Governments, industry, and international agencies, he says, will have to work together to transform the very strudcture of society, by creating jobs and education programs for people in their 60's and 70's--the hypothetical new middle age--and by tackling diseases like Alzheimer's....
Finally, governments and companies may need to view aging populations not as debt loads but as wells of expertise.
(First, we welcome, with open arms, the inclusion of the Book Review and the News Section of the New York Times into the Sunday Toronto Star. Without in any way hinting at or advocating for the "annexation" of Canada into the U.S., we are delighted to have access to some of the best journalistic writing on the continent. Also, the opinions of thinking Americans might just nudge some Canadian thought leaders to push their envelope a little, catching a little of the American trait of "risk-taking" and actually thinking less 'conservatively'.)
Now, more to the point of the case of the aging being seen as a resource, not as a debt load on the society's accounts.
Warehousing our aging population, while it may have seemed 'enlightened' a century ago, no longer works for anyone. Our's is a generation that, for its time, was the first to graduate from university, in many of our families. We were the ones who sought careers in teaching, law, medicine, social work, architecture, psychology, engineering and the sciences, including electronics in such massive numbers. We were the beneficiaries of an explosion of opportunity the likes of which our parents could never have imagined.
There may certainly be aspects of our generation that some find less than wholesome; however, we are a bank of intelligence, of adjusting and transitioning skills, given our ride through the stormy seas of the dramatic changes witnessed over the last 70 years.
We were rasied after the second war, when there was plenty of plenty. We participated in the revolution of the sixties and early seventies. We are represented in pop culture by the likes of John Lennon, Paul McCartney, Paul  Simon and Art Garfunnkel, Bob Dylan, John Kennedy and Pierre Trudeau. We lived and breathed "change" from the military industrial complex, of which Eisenhower so eloquently warned. While our efforts may not have brought complete peace, we planted the seeds of non-violence. Our's was not so much a fight on the battlefields of Europe or Korea, but our's was a battle in the buses of Selma, Alabama, and Haight Ashbury in San Francisco, and the open challenge to the "suits" to get more real and less detached from the needs of the street.

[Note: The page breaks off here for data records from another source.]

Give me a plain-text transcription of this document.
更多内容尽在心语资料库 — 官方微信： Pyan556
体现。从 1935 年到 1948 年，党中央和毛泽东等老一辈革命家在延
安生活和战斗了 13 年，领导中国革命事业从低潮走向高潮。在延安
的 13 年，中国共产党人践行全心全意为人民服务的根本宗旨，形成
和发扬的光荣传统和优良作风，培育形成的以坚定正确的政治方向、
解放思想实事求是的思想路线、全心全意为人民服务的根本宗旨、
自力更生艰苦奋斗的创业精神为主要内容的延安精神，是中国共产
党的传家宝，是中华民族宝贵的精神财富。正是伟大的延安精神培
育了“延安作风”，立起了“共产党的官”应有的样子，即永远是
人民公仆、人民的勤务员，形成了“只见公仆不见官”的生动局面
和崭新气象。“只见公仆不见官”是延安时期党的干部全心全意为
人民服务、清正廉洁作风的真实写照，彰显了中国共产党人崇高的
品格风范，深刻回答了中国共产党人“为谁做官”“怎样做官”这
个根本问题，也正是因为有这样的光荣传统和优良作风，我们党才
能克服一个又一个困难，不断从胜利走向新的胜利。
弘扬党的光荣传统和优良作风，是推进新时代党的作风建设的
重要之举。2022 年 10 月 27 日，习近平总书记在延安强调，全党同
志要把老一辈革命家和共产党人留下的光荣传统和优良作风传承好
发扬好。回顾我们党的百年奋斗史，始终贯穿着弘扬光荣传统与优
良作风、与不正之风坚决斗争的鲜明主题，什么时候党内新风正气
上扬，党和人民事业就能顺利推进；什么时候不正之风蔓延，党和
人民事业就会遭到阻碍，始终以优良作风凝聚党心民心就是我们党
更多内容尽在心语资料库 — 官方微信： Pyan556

There is still so much work to do, to bring the "establishment" to its knees, especially about the relationship between the individual and the system. It is not the system that serves the individual, so much as the inverse: the system would not exist without the individual. Humans are the energy and the creativity and the hope and the life-blood of any enterprise, and we collectively have permitted the profits and the trade agreements and the numbers of both production and consumption to guide our policy and our think tanks in a dangerous direction.
We still need hundreds of new think tanks that can see the "human" implications of global warming  (for example) for what they really are, including their implications for corporations seeking to jam their heads into the sands because of the increased costs of doing anything to counteract this tsunami of toxins. We still need think tanks staffed by our generation to bring the continent back from the brink of complete co-dependence on the rules and needs of those profit-seekers whose perspective excludes the impact their decisions have on human beings, and their families.

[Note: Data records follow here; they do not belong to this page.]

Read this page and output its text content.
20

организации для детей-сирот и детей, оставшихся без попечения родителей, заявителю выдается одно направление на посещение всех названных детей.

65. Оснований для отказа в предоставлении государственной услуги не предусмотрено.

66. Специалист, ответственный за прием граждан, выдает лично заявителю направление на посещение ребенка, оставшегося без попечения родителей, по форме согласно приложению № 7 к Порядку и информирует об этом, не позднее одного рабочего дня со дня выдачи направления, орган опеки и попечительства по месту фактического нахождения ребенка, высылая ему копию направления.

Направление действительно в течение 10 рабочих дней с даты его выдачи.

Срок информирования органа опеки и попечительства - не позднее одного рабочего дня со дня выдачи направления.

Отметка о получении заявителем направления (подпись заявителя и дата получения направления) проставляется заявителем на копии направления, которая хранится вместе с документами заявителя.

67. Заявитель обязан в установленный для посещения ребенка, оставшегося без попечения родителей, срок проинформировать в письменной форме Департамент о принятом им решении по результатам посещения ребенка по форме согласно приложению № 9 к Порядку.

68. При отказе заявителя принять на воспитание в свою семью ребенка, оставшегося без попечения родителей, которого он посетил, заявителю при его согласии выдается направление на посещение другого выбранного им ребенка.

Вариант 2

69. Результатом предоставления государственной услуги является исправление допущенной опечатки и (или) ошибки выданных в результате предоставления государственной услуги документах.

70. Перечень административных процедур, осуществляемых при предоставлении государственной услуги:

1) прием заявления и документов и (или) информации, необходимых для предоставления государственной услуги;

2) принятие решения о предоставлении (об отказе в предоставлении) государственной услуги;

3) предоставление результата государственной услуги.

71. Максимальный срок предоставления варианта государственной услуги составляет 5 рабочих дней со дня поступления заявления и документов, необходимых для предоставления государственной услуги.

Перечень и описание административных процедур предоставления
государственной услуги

We cannot sustain either pensions or health care, without bringing our generation back to the bargaining table, including back to the workforce. We need to consider new options such as paying the grey-beards and the blue-rinse set to continue teaching, coaching, mentoring and not relegate us to a "volunteering" role only. We are not interested in being a "drain" on our children and grandchildren; we still want to earn our keep, and we are far more capable, both intellectually and physically, than we have been given credit for being.

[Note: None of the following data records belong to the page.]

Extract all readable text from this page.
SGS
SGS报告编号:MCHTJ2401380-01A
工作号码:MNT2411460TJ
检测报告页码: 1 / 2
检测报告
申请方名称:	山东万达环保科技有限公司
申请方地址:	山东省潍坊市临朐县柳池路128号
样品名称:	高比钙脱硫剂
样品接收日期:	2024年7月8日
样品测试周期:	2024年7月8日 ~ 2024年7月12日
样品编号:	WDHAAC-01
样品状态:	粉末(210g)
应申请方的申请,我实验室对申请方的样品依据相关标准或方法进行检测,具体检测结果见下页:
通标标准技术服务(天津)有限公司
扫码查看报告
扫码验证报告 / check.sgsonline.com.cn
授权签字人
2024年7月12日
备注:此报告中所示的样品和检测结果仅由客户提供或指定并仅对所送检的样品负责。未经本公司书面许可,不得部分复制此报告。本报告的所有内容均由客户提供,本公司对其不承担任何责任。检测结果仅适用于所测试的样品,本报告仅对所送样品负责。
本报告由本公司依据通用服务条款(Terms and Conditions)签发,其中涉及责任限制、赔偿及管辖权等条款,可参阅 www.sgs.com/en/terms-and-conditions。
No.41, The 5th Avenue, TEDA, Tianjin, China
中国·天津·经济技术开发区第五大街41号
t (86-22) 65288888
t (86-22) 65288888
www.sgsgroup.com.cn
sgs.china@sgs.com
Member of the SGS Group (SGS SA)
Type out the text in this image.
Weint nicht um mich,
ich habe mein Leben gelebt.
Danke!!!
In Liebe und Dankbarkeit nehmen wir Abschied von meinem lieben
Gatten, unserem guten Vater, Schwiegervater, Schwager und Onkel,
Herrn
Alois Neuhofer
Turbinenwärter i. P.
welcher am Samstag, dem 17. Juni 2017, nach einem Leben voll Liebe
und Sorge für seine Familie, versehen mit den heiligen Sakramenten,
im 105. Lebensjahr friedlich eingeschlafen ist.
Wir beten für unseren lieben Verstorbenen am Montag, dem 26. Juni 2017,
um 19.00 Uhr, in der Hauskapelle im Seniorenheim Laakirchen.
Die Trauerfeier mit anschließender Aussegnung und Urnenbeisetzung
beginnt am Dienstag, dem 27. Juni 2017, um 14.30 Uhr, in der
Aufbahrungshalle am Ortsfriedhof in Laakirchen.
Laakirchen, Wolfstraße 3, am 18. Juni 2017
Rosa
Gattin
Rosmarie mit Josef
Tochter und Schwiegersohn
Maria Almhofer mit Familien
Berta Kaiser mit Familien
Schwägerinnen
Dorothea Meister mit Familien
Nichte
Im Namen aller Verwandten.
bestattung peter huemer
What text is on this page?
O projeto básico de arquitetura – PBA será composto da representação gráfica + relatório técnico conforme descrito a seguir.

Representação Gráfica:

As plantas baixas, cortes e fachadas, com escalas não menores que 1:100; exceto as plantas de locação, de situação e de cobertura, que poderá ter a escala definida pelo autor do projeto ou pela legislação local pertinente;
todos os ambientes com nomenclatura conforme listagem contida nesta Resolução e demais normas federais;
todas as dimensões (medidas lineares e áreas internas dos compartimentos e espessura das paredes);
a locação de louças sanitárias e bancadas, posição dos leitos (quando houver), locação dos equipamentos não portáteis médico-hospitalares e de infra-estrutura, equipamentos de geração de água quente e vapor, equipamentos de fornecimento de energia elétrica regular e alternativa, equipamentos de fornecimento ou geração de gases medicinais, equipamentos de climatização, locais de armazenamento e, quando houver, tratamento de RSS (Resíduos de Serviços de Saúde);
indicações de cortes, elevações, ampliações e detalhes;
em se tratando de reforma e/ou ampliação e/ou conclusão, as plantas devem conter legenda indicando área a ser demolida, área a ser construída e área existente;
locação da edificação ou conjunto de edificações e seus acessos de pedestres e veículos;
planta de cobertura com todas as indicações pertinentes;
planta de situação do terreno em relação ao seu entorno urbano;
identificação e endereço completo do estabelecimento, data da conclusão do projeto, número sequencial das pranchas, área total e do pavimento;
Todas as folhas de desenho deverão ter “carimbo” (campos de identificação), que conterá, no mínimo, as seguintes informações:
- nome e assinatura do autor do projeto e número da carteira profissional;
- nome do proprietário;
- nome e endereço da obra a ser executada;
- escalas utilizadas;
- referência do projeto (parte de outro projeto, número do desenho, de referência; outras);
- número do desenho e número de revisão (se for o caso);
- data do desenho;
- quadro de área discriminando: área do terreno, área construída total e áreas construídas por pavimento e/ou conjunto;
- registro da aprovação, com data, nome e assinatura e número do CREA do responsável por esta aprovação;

Look for example, at the twelfth election of Hazel McCallion as Mayor of Mississauga, at 89!
When she is not longer the "exception" but the norm, then our generation will have been accepted into the ranks of the useful, the imagination and the contributors...and there are millions of mind-sets that need to change to bring such a transformation about. And we are definitely capable of bringing such a transformation about. We have the intellectual skills, and the political will and the new technology to bring about such a change in perspective. It is not only that we can meet legitimate needs of the society, but the society can no longer afford to exclude us from the process.
Reports of our demise are greatly exaggerated as Mark Twain so succinctly reminds us.